My personal blog

Machine learning, computer vision, languages

Riemannian SGD in PyTorch

23 Jul 2020

A lot of recent papers use different spaces than the regular Euclidean space. This trend is sometimes called geometric deep learning. There is a growing interest particularly in the domain of word embeddings and graphs.

Since geometric neural networks perform optimization in a different space, it is not possible to simply apply stochastic gradient descent.

The following two equations show what changes are necessary:

\[\begin{aligned} \text{SGD: } \theta_{t+1} &\gets \theta_t - \lambda \nabla \mathcal{L}\\ \text{RSGD: } \theta_{t+1} &\gets \exp_{\theta_t}\left(- \lambda \nabla_R \mathcal{L}\right) \end{aligned}\]

where \(\exp_{\theta_t} : \mathcal{T}_{\theta_t}M \to M\) is the exponential map. It maps a small change by the vector \(v \in \mathcal{T}_{\theta_t}M\) on a point of the manifold \(M\). \(\lambda\) is the learning rate.

\(\nabla_R\) is the Riemannian gradient, given by \(g_{\theta_t}^{-1} \nabla \mathcal{L}\) where \(g_{\theta_t}\) is the metric tensor. This gradient is also called the natural gradient. A derivation can be found in [1].
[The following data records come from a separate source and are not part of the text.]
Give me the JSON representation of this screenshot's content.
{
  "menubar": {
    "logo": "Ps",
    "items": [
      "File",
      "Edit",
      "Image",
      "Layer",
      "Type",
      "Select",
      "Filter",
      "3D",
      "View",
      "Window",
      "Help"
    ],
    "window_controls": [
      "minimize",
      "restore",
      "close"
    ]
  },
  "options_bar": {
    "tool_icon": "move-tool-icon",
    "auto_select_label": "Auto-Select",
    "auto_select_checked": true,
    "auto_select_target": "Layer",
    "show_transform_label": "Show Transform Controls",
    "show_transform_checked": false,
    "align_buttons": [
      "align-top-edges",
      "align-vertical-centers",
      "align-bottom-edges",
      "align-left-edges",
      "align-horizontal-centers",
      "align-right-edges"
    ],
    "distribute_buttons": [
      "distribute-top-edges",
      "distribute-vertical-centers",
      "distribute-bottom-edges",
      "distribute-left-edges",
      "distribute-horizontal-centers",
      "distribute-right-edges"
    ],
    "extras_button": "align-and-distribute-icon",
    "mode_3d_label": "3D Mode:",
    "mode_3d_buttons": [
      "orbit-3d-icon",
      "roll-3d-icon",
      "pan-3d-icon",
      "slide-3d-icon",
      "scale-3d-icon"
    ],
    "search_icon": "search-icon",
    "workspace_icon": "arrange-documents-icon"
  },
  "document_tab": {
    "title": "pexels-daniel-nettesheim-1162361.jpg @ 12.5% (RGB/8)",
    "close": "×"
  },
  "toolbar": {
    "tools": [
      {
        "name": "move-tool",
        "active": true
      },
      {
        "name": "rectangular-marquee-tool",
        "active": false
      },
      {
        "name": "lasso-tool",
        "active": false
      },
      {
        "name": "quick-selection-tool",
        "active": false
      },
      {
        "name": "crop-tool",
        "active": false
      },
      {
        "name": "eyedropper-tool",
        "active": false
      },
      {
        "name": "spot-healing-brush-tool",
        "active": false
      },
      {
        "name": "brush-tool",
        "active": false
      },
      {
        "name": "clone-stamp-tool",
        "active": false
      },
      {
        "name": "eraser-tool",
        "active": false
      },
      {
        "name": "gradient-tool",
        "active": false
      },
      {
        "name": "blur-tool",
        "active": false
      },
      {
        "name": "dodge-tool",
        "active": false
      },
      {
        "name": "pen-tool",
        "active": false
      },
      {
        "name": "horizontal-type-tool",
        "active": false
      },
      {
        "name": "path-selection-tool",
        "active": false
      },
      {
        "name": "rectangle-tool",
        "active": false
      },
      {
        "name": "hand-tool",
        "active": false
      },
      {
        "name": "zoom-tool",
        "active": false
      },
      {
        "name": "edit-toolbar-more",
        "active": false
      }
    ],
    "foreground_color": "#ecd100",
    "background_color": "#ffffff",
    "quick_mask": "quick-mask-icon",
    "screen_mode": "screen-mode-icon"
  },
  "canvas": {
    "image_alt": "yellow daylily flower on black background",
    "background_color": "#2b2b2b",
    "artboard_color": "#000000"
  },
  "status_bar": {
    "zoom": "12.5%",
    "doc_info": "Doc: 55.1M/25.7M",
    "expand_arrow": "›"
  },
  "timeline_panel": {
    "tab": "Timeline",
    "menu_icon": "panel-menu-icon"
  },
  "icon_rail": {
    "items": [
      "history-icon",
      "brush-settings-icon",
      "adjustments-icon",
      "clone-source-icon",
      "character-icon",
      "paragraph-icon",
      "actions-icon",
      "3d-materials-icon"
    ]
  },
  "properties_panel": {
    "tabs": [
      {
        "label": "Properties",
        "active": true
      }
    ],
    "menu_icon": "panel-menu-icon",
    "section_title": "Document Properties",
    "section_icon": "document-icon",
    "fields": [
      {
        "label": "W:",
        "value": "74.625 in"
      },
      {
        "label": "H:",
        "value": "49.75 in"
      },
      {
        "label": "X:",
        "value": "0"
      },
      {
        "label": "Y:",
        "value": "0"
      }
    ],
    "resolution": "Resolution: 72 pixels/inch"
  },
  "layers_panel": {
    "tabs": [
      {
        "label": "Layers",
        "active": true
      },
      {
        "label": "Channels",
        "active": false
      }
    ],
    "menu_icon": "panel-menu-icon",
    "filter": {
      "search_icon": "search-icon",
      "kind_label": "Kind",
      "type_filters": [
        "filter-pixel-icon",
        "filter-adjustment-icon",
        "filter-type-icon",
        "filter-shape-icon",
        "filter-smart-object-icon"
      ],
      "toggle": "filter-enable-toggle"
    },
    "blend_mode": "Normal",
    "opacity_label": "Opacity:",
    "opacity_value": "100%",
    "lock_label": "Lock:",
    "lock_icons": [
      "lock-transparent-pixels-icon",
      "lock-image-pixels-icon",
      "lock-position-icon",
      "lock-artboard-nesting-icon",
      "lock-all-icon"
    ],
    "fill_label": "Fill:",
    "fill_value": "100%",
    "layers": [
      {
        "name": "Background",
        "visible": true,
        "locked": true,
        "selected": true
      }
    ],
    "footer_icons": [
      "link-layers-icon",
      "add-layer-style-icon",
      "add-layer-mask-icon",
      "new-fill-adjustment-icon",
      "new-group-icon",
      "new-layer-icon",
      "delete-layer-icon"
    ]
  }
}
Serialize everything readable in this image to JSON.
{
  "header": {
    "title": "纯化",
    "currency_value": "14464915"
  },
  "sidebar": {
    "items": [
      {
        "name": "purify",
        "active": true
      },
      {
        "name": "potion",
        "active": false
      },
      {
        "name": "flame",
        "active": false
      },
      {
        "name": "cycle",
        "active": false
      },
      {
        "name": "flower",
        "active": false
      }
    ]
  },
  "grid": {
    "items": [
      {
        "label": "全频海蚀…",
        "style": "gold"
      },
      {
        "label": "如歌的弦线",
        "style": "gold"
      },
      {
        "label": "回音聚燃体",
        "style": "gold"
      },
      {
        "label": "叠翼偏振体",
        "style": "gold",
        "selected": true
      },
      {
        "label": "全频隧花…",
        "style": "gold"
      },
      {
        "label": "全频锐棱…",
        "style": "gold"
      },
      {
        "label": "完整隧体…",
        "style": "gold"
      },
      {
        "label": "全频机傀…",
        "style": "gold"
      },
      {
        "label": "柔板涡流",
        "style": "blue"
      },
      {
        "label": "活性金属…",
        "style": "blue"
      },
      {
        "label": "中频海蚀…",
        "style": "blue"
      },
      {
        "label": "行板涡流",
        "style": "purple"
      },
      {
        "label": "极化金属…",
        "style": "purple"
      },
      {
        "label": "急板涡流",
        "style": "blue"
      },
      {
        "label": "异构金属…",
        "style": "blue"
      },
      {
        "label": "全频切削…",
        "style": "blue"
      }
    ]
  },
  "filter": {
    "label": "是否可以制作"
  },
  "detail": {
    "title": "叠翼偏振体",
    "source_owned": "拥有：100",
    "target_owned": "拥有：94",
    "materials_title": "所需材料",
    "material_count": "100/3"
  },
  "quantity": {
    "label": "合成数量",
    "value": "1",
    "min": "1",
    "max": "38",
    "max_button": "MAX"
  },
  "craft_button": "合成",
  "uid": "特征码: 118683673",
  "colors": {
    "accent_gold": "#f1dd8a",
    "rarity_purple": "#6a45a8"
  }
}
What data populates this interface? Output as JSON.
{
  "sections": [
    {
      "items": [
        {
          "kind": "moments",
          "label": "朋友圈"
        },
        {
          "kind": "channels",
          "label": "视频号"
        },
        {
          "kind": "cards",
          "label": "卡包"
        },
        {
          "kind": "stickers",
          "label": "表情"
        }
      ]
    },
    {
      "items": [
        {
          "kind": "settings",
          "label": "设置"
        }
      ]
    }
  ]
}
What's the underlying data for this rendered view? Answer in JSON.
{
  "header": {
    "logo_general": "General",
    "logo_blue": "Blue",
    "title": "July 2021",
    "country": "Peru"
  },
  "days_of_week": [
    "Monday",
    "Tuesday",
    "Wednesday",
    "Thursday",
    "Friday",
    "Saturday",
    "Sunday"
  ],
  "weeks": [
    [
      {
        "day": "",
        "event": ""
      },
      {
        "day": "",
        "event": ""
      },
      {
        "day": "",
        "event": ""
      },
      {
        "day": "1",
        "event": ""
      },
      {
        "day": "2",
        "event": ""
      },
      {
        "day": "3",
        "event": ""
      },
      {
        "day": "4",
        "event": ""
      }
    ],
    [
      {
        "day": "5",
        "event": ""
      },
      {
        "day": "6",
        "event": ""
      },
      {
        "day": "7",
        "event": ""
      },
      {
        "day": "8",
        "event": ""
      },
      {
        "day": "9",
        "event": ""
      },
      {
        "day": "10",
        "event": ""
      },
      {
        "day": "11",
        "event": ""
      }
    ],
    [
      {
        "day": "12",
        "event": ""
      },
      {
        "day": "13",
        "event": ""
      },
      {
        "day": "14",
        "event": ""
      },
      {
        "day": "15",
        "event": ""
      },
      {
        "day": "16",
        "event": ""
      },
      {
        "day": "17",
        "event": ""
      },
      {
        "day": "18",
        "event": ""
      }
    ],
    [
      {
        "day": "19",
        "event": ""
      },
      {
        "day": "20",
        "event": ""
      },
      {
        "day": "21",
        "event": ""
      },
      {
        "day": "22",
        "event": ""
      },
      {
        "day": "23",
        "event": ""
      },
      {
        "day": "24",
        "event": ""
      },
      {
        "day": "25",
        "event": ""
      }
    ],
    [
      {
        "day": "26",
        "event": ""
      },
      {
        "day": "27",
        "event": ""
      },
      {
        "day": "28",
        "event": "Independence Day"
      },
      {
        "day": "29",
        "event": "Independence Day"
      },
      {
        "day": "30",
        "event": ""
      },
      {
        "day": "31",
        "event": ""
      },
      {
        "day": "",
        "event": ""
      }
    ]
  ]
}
In the Euclidean space there is one model:

In the hyperbolic space there are multiple models:

For elliptic geometry see the paper [2].

Implementation

Poincaré unit ball

The following code contains also the exact exponential map. I commented the relevant lines out, because empirically the approximation produces slightly better results. Refer to [4], the authors did some more tests.

@torch.jit.script
def lambda_x(x: torch.Tensor):
    return 2 / (1 - torch.sum(x ** 2, dim=-1, keepdim=True))

@torch.jit.script
def mobius_add(x: torch.Tensor, y: torch.Tensor):
    x2 = torch.sum(x ** 2, dim=-1, keepdim=True)
    y2 = torch.sum(y ** 2, dim=-1, keepdim=True)
    xy = torch.sum(x * y, dim=-1, keepdim=True)

    num = (1 + 2 * xy + y2) * x + (1 - x2) * y
    denom = 1 + 2 * xy + x2 * y2

    return num / denom.clamp_min(1e-15)

@torch.jit.script
def expm(p: torch.Tensor, u: torch.Tensor):
    return p + u
    # for exact exponential mapping
    #norm = torch.sqrt(torch.sum(u ** 2, dim=-1, keepdim=True))
    #return mobius_add(p, torch.tanh(0.5 * lambda_x(p) * norm) * u / norm.clamp_min(1e-15))

@torch.jit.script
def grad(p: torch.Tensor):
    p_sqnorm = torch.sum(p.data ** 2, dim=-1, keepdim=True)
    return p.grad.data * ((1 - p_sqnorm) ** 2 / 4).expand_as(p.grad.data)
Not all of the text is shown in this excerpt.